Qian, Jin, Zheng, Hao, Wang, Peifang, Liao, Xiaolin, Wang, Chao, Hou, Jun, Ao, Yanhui, Shen, Mengmeng, Liu, Jingjing, Li, Kun
Journal of hydrology 2017 v.553 pp. 486-500
Ginkgo biloba, ecosystems, groundwater, groundwater recharge, lakes, oxygen, rain, riparian areas, river water, seasonal variation, soil depth, soil water, stable isotopes, summer, water balance, water uptake, watersheds, winter, xylem, China
In this study we used a dual stable isotope approach (δ18O and δ2H) to assess the ecohydrological separation hypothesis and to identify the seasonal variation in water sources of Ginkgo biloba L. in the riparian zone in the Taihu Lake basin, China. Three study sites located at 5, 10, and 30m from a river bank were established. From August 2014 to July 2015, samples of rainwater, river water, groundwater, bulk soil water at five soil depths (i.e. 0–30, 30–60, 60–90, 90–120, 120–150cm), and xylem water of G. biloba, were collected and their δ18O and δ2H values were measured.
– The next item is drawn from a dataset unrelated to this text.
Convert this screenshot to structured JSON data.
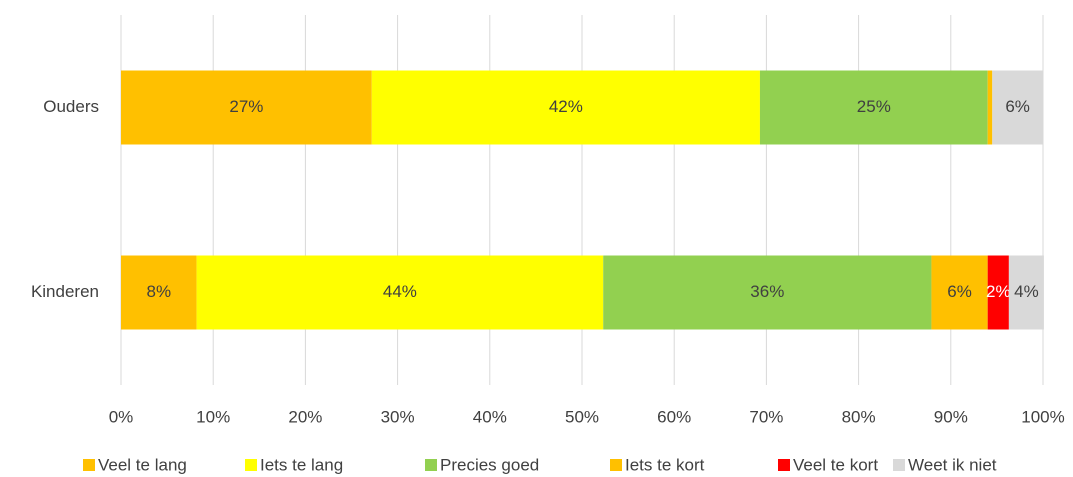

Generally, the δ18O and δ2H values for xylem water, groundwater, and soil water clustered together and separated from those of river water, suggesting the possible occurrence of ecohydrological separation. However, the line-conditioned excess (lc-excess) values of most xylem water were positive, indicating a mixture of different water sources. Significant correlations were observed between the contributions of precipitation, soil water, and groundwater to water uptake by G. biloba, further supporting ecohydrological connectivity rather than ecohydrological separation. G. biloba switched its major water sources from soil water at 0–60cm depth and precipitation in the wet summer, to soil water from >90cm depth and groundwater in the dry winter. The river water was a minor water source for G. biloba, but its contribution was comparatively greater at the site closest to the river bank. Our findings contribute to understanding of plant–soil–water relationships and the water balance, and may provide important information for investigations of nutrient sources and sinks in riparian zones. The present study suggests the need to rethink the application of ecohydrological connectivity and separation in different biomes, especially where river water and groundwater recharge each other over time.